Junkfraß aus der Industriehölle (7)

Das da sind Tortilla Chips. Übelste Tortilla Chips.

Tortilla Chips sind die ehrlichsten Snacks der Welt. Die tun wenigstens nicht so als wöllten sie etwas besseres sein. Nur Salz und Fett, der Grundstein einer jeden Alkoholikerernährung. Keine Kompromisse. Kein anderer Junk.

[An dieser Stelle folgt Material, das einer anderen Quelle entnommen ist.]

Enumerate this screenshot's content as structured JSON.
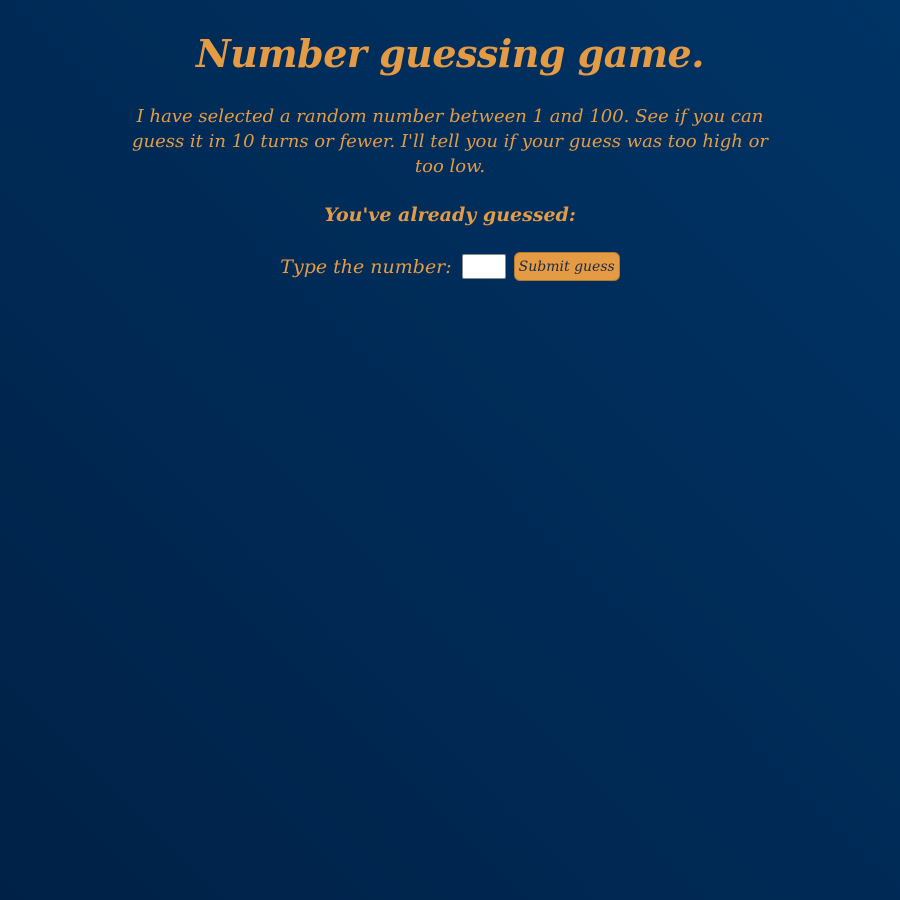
{
  "page": {
    "title": "Number guessing game.",
    "intro": "I have selected a random number between 1 and 100. See if you can guess it in 10 turns or fewer. I'll tell you if your guess was too high or too low.",
    "guessed_label": "You've already guessed:"
  },
  "form": {
    "label": "Type the number:",
    "input_value": "",
    "submit_label": "Submit guess"
  },
  "colors": {
    "accent": "#e49b44",
    "background_start": "#002147",
    "background_end": "#003466"
  }
}
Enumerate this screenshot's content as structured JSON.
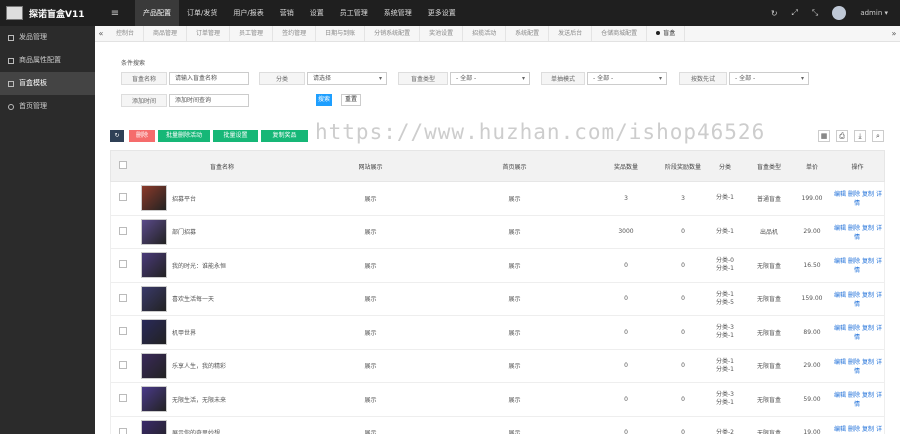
{
  "app": {
    "logo_text": "探诺盲盒V11"
  },
  "topnav": {
    "menu_toggle": "≡",
    "items": [
      "产品配置",
      "订单/发货",
      "用户/报表",
      "营销",
      "设置",
      "员工管理",
      "系统管理",
      "更多设置"
    ],
    "active_index": 0,
    "right_icons": {
      "refresh": "↻",
      "fullscreen_a": "⤢",
      "fullscreen_b": "⤡"
    },
    "user": "admin ▾"
  },
  "sidebar": {
    "items": [
      "发品管理",
      "商品属性配置",
      "盲盒模板",
      "首页管理"
    ],
    "active_index": 2
  },
  "tabs": {
    "left_arrow": "«",
    "right_arrow": "»",
    "items": [
      "控制台",
      "商品管理",
      "订单管理",
      "员工管理",
      "签约管理",
      "日期与到账",
      "分销系统配置",
      "奖池设置",
      "招揽活动",
      "系统配置",
      "发送后台",
      "仓储商城配置",
      "盲盒"
    ],
    "active_index": 12
  },
  "filter": {
    "title": "条件搜索",
    "fields": [
      {
        "label": "盲盒名称",
        "placeholder": "请输入盲盒名称"
      },
      {
        "label": "分类",
        "value": "请选择"
      },
      {
        "label": "盲盒类型",
        "value": "- 全部 -"
      },
      {
        "label": "单抽模式",
        "value": "- 全部 -"
      },
      {
        "label": "按数先试",
        "value": "- 全部 -"
      },
      {
        "label": "添加时间",
        "placeholder": "添加时间查询"
      }
    ],
    "search_label": "搜索",
    "reset_label": "重置"
  },
  "toolbar": {
    "refresh": "↻",
    "delete": "删除",
    "btn1": "批量删除活动",
    "btn2": "批量设置",
    "btn3": "复制奖品"
  },
  "tools": [
    "▦",
    "⎙",
    "⤓",
    "⌕"
  ],
  "table": {
    "headers": [
      "盲盒名称",
      "网站展示",
      "首页展示",
      "奖品数量",
      "阶段奖励数量",
      "分类",
      "盲盒类型",
      "单价",
      "操作"
    ],
    "rows": [
      {
        "name": "招募平台",
        "web": "展示",
        "front": "展示",
        "count": "3",
        "step": "3",
        "cat": [
          "分类-1"
        ],
        "type": "普通盲盒",
        "price": "199.00",
        "thumb": "#8b3a2a"
      },
      {
        "name": "部门招募",
        "web": "展示",
        "front": "展示",
        "count": "3000",
        "step": "0",
        "cat": [
          "分类-1"
        ],
        "type": "出品机",
        "price": "29.00",
        "thumb": "#5a4a8a"
      },
      {
        "name": "我的时光：谁能永恒",
        "web": "展示",
        "front": "展示",
        "count": "0",
        "step": "0",
        "cat": [
          "分类-0",
          "分类-1"
        ],
        "type": "无限盲盒",
        "price": "16.50",
        "thumb": "#4a3a7a"
      },
      {
        "name": "喜欢生活每一天",
        "web": "展示",
        "front": "展示",
        "count": "0",
        "step": "0",
        "cat": [
          "分类-1",
          "分类-5"
        ],
        "type": "无限盲盒",
        "price": "159.00",
        "thumb": "#3a3a6a"
      },
      {
        "name": "机甲世界",
        "web": "展示",
        "front": "展示",
        "count": "0",
        "step": "0",
        "cat": [
          "分类-3",
          "分类-1"
        ],
        "type": "无限盲盒",
        "price": "89.00",
        "thumb": "#2a2a5a"
      },
      {
        "name": "乐享人生，我的精彩",
        "web": "展示",
        "front": "展示",
        "count": "0",
        "step": "0",
        "cat": [
          "分类-1",
          "分类-1"
        ],
        "type": "无限盲盒",
        "price": "29.00",
        "thumb": "#3a2a5a"
      },
      {
        "name": "无限生活，无限未来",
        "web": "展示",
        "front": "展示",
        "count": "0",
        "step": "0",
        "cat": [
          "分类-3",
          "分类-1"
        ],
        "type": "无限盲盒",
        "price": "59.00",
        "thumb": "#4a3a8a"
      },
      {
        "name": "展示你的奇思妙想",
        "web": "展示",
        "front": "展示",
        "count": "0",
        "step": "0",
        "cat": [
          "分类-2"
        ],
        "type": "无限盲盒",
        "price": "19.00",
        "thumb": "#3a2a6a"
      }
    ],
    "ops": [
      "编辑",
      "删除",
      "复制",
      "详情"
    ]
  },
  "watermark": "https://www.huzhan.com/ishop46526"
}
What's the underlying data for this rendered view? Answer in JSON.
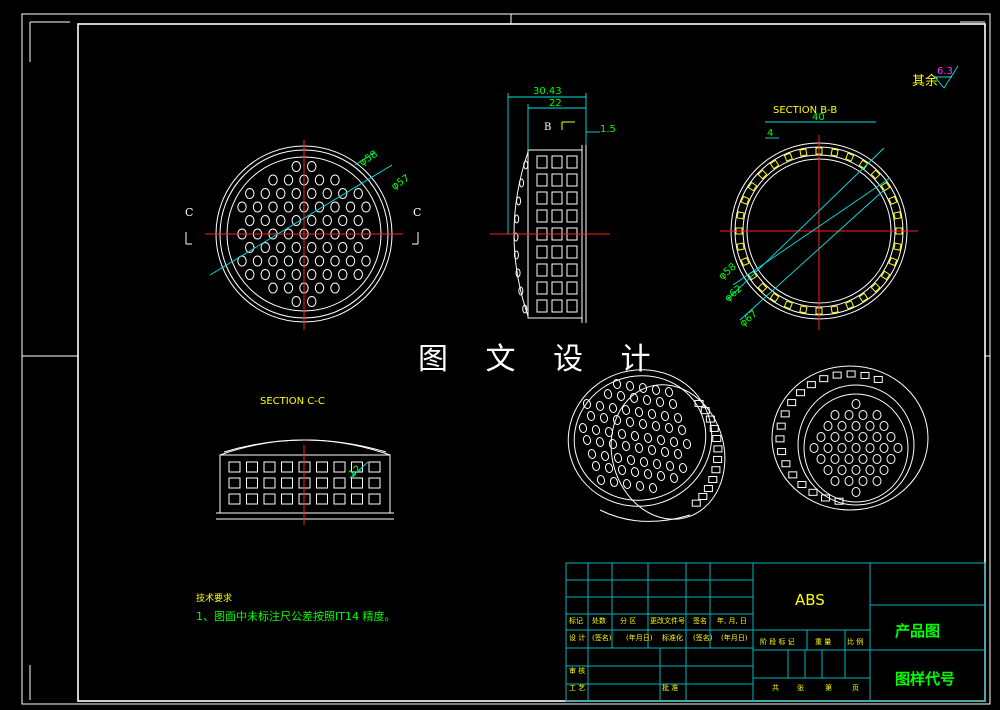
{
  "sheet": {
    "watermark": "图 文 设 计",
    "roughness_prefix": "其余",
    "roughness_value": "6.3"
  },
  "front_view": {
    "section_letter_left": "C",
    "section_letter_right": "C",
    "dim_d58": "φ58",
    "dim_d57": "φ57"
  },
  "side_view": {
    "dim_overall": "30.43",
    "dim_depth": "22",
    "dim_wall": "1.5",
    "section_letter": "B"
  },
  "section_bb": {
    "title": "SECTION B-B",
    "dim_width": "40",
    "dim_rib": "4",
    "dim_d58": "φ58",
    "dim_d62": "φ62",
    "dim_d67": "φ67"
  },
  "section_cc": {
    "title": "SECTION C-C",
    "dim_small": "12"
  },
  "notes": {
    "heading": "技术要求",
    "line1": "1、图面中未标注尺公差按照IT14 精度。"
  },
  "title_block": {
    "material": "ABS",
    "drawing_name": "产品图",
    "drawing_code": "图样代号",
    "row_marks": [
      "标记",
      "处数",
      "分 区",
      "更改文件号",
      "签名",
      "年, 月, 日"
    ],
    "row_design": [
      "设 计",
      "(签名)",
      "(年月日)",
      "标准化",
      "(签名)",
      "(年月日)"
    ],
    "stage_labels": [
      "阶 段 标 记",
      "重 量",
      "比 例"
    ],
    "row_review": "审 核",
    "row_process": "工 艺",
    "row_approve": "批 准",
    "sheet_labels": [
      "共",
      "张",
      "第",
      "页"
    ]
  }
}
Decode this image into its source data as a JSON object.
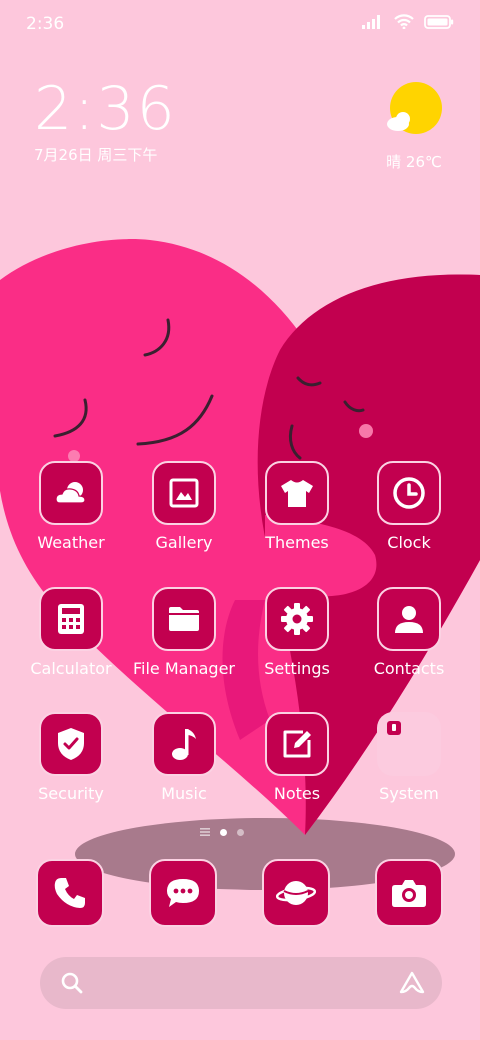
{
  "status_bar": {
    "time": "2:36"
  },
  "clock_widget": {
    "time": "2:36",
    "date": "7月26日 周三下午"
  },
  "weather_widget": {
    "condition": "晴",
    "temperature": "26℃"
  },
  "apps": [
    {
      "label": "Weather",
      "icon": "weather-icon"
    },
    {
      "label": "Gallery",
      "icon": "gallery-icon"
    },
    {
      "label": "Themes",
      "icon": "themes-icon"
    },
    {
      "label": "Clock",
      "icon": "clock-icon"
    },
    {
      "label": "Calculator",
      "icon": "calculator-icon"
    },
    {
      "label": "File Manager",
      "icon": "folder-icon"
    },
    {
      "label": "Settings",
      "icon": "gear-icon"
    },
    {
      "label": "Contacts",
      "icon": "contacts-icon"
    },
    {
      "label": "Security",
      "icon": "shield-icon"
    },
    {
      "label": "Music",
      "icon": "music-note-icon"
    },
    {
      "label": "Notes",
      "icon": "notes-icon"
    },
    {
      "label": "System",
      "icon": "system-folder-icon"
    }
  ],
  "dock": [
    {
      "icon": "phone-icon"
    },
    {
      "icon": "messages-icon"
    },
    {
      "icon": "browser-icon"
    },
    {
      "icon": "camera-icon"
    }
  ],
  "colors": {
    "background": "#fdc7dc",
    "icon_fill": "#c2004f",
    "heart_left": "#fa2d86",
    "heart_right": "#c2004f",
    "sun": "#ffd400"
  }
}
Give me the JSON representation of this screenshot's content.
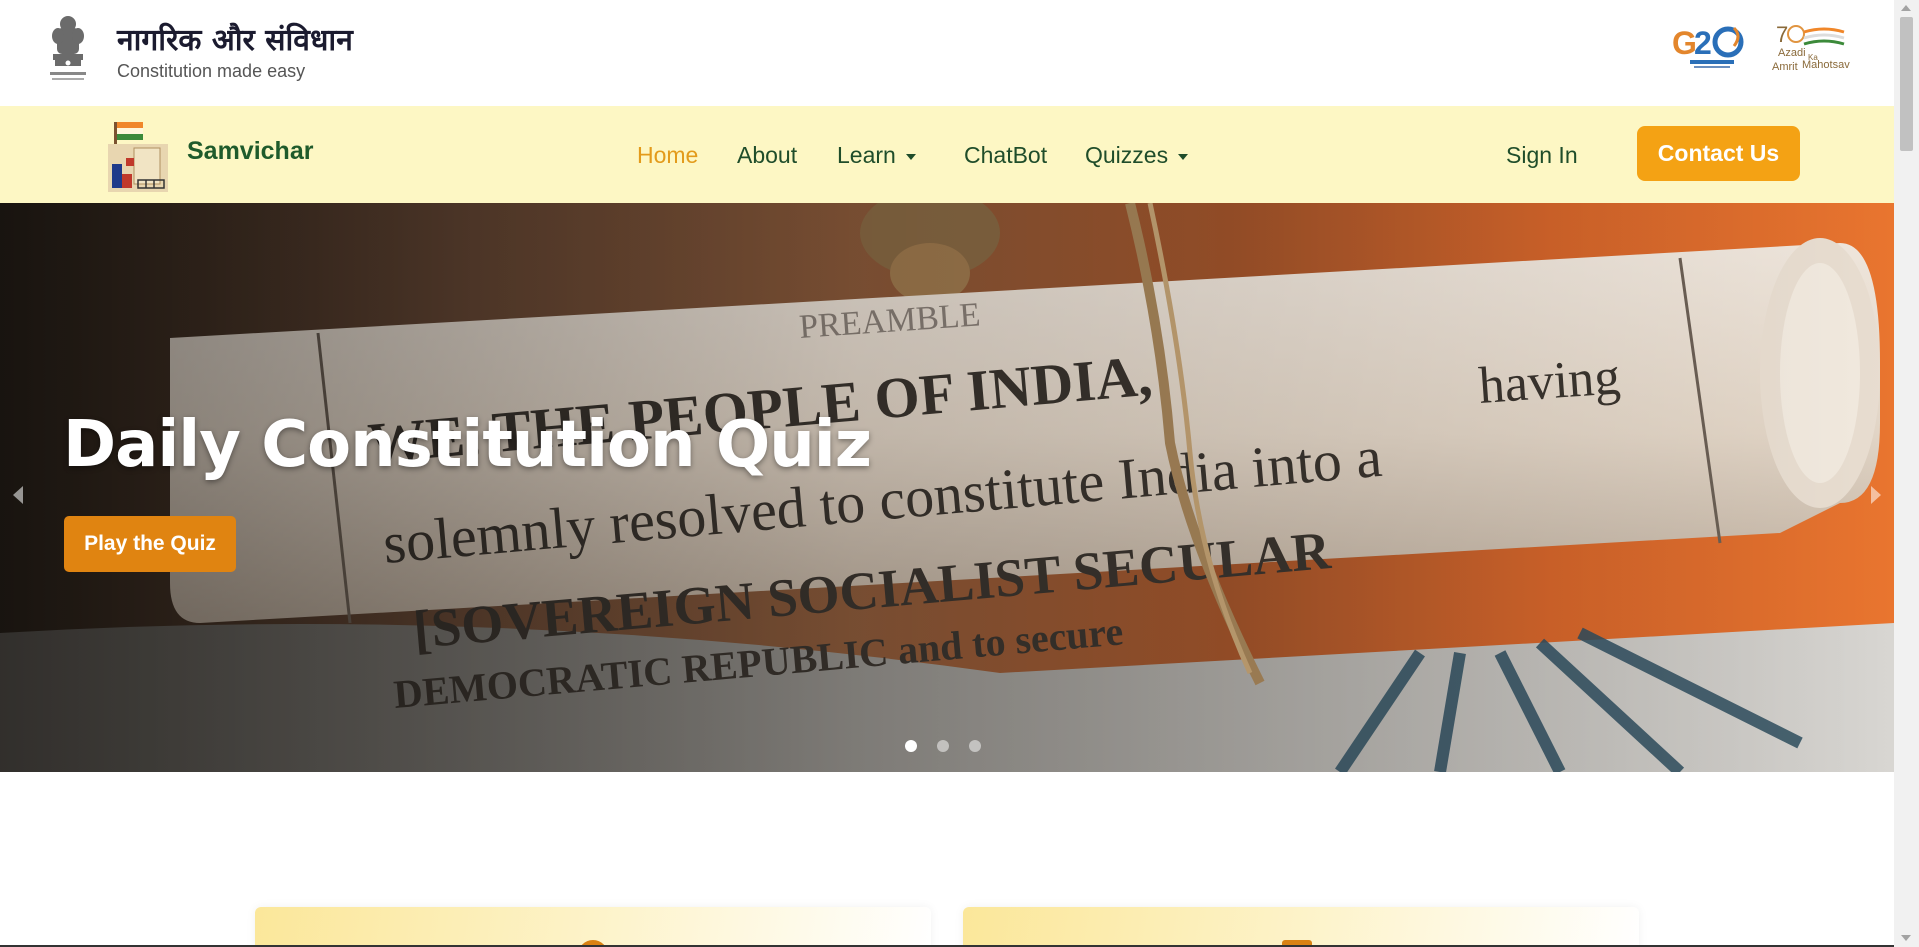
{
  "header": {
    "title": "नागरिक और संविधान",
    "subtitle": "Constitution made easy"
  },
  "navbar": {
    "brand": "Samvichar",
    "links": [
      {
        "label": "Home",
        "active": true
      },
      {
        "label": "About",
        "active": false
      },
      {
        "label": "Learn",
        "active": false,
        "dropdown": true
      },
      {
        "label": "ChatBot",
        "active": false
      },
      {
        "label": "Quizzes",
        "active": false,
        "dropdown": true
      }
    ],
    "sign_in": "Sign In",
    "contact": "Contact Us"
  },
  "hero": {
    "title": "Daily Constitution Quiz",
    "button": "Play the Quiz",
    "slides": 3,
    "active_slide": 1
  },
  "colors": {
    "accent": "#f4a214",
    "nav_bg": "#fdf7c4",
    "brand_green": "#1f5b2b",
    "active_link": "#e39b1b",
    "hero_button": "#e08411"
  },
  "icons": [
    "national-emblem-icon",
    "g20-logo",
    "azadi-ka-amrit-mahotsav-logo",
    "samvichar-logo",
    "chevron-left-icon",
    "chevron-right-icon"
  ]
}
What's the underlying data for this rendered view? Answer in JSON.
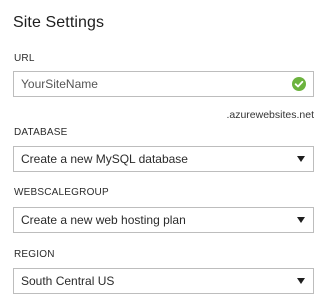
{
  "panel": {
    "title": "Site Settings"
  },
  "url": {
    "label": "URL",
    "value": "YourSiteName",
    "suffix": ".azurewebsites.net",
    "status_icon": "check-circle-icon",
    "status_color": "#6cb33e"
  },
  "database": {
    "label": "DATABASE",
    "selected": "Create a new MySQL database"
  },
  "webscalegroup": {
    "label": "WEBSCALEGROUP",
    "selected": "Create a new web hosting plan"
  },
  "region": {
    "label": "REGION",
    "selected": "South Central US"
  }
}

Inzwischen treffen Sie ja bei Partys immer öfter diese so unheimlich gewollt stilvollen Snacks. Die von ganz oben im Supermarktregal. Oder aus irgendwelchen Spezialgeschäften mit kindischen Namen, in denen sie dummen Touristen und noch dümmeren Einheimischen das Geld in Bündeln aus dem Jutebeutel ziehen. Oder das Zeug kommt gleich aus dem Bioladen. Oder sogar vom Kollwitzplatzer Wochenmarkt. Irgendwas Handgebackenes, etwas mit Liebe und Gutem von glücklichen Minzbauern aus der Uckermark, das Minty Green Honey & Mustard Finn Crisp with a sidekick of cinnamon from the beautiful bay of Chisibubikaio heißt. Und Grüner-Tee-Extrakt verarbeitet hat. Und Mate. Dazu gibt es Balsamico Red Pepper Crusticellis. Rosmarin-Gruyère-Sticks mit Soja. Seitan-Wasabi-Bällchen mit Süßkartoffeldip. Und dann wird natürlich noch Rohkost gereicht. Der Gesundheitshype einer Jugend, die keine Exzesse mehr kennt, hat nun auch immer mehr Partys erreicht. Irgendwann werden sie alle nur noch 2,5%iges trinken. Hugolimonade. Blubberbier mit Dragon Fruit geküsst vom zarten Hauch einer Brombeere. Oder gleich Tee. Ingwer mit Rosmarin. Und selbstgestampftem Stevia zum Süßen. Zur Biokresse aus Transnistrien im Spreewälder Bärlauchbett statt den Herzinfarkt-Salzkeksen.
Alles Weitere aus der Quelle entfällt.